Autrefois nous vivions sur les rives d’une mer-océan tempérée. Nous avions chaud. Il y a peut-être six ou huit millénaires de cela. Nous étions nombreux alors, un grand peuple. Puis nous sommes arrivés dans le Nord, sur la ceinture arctique de la planète. Et nous avons occupé un espace immense des monts Oural jusqu’à l’Ienisseï, des steppes d’Ichim à l’embouchure de l’Ob, là où ses eaux se jettent dans l’océan Glacial Arctique, là où, les premiers, nous avons fondé l’ancienne ville forte de Gornokniazevsk qui existe jusqu’à ce jour, sous les traits d’un village. Et nous avons réchauffé cette terre sévère de notre souffle. Nous nous sommes frayé un chemin à travers cette terre et avons foulé nos sentiers. Nous avons sacralisé cette terre avec nos prières et nos lieux de culte. Nos chefs, ces puissants preux princiers et leurs troupes veillaient avec vigilance les frontières de cette terre. Nos mythes et nos contes, nos chants et nos légendes le racontent.
Ainsi s’écoulaient paisiblement nos Soleils et nos Lunes, la nuit succédant au jour et le jour à la nuit. Ainsi vivions-nous en harmonie avec tout ce qui nous entourait : le Ciel, les Arbres-Herbes, les Rivières-Lacs, les dieux et les déesses.
« Nous », ce sont les peuples finno-ougriens autochtones de Sibérie : les Khantes et les Mansis. Autrefois appelés Iougra, puis Ostyaks et Vogouls, avant même le tournant d’Octobre. Mais au fil des années, la course du temps n’a cessé de s’accélérer. Nous sommes devenus des peuples minoritaires. Et nous avons eu froid. Non pas à cause des neiges et des glaces du Nord, mais parce que nous avons été chassés de nos terres. Les racines qui nous reliaient à nos ancêtres et à notre passé ont commencé à s’affaiblir.
Comment vivre aujourd’hui ?
Nous sommes heureux d’avoir sauvegardé nos langues et notre mode de vie, notre culture matérielle et spirituelle, nos dieux et nos déesses, qu’ils aient survécu jusqu’au Troisième Millénaire. Néanmoins, chaque jour nouveau a vu surgir des problèmes inédits. Afin de nous maintenir en tant que peuples premiers, il nous faut un espace vital, indispensable au développement de notre langue, à la menée de notre mode de vie traditionnel. Mais cet espace ne cesse de diminuer sous l’avancée de l’expansion industrielle : gisements de pétrole, de gaz et autres matières premières, dans les montagnes comme dans les vallées de nos terres.
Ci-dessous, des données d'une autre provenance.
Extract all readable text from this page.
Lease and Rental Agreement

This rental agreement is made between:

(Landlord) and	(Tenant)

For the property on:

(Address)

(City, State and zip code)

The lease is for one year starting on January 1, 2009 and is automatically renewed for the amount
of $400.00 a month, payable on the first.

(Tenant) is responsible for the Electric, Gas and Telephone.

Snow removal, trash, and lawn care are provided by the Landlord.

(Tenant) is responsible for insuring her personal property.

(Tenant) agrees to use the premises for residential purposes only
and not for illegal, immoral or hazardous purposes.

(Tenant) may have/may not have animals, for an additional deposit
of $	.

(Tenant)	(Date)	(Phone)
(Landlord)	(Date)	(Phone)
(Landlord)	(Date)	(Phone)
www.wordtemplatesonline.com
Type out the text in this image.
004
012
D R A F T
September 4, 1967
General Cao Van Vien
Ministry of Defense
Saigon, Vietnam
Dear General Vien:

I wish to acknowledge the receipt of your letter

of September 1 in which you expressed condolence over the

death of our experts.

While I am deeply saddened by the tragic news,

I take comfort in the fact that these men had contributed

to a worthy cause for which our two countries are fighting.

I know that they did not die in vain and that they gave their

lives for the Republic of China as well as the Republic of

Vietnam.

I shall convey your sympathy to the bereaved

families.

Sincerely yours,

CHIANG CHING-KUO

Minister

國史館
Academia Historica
C’est pourquoi, aujourd’hui, la question de la défense des droits et des intérêts autochtones est d’une actualité brûlante. Car nous ne sommes pas la portion congrue de la civilisation mondiale. Et chaque homme doué de raison comprend qu’avec la perte de nos langues, de nos cultures matérielles et spirituelles, de notre fonds génétique enfin, l’humanité perd un peu d’elle-même. Or personne ne veut s’appauvrir.
La terre, la langue, le mode de vie traditionnel.
Tel est peut-être le fondement trine qui est indispensable à la perpétuation de la vie et à la sauvegarde de l’originalité ethnique des peuples autochtones. Lorsque nous aurons perdu nos langues, notre caractère ethnique, nous demeurerons sans espace où mener encore notre mode de vie traditionnel ; nous ne présenterons aucun intérêt, ne serons d’aucune utilité pour personne.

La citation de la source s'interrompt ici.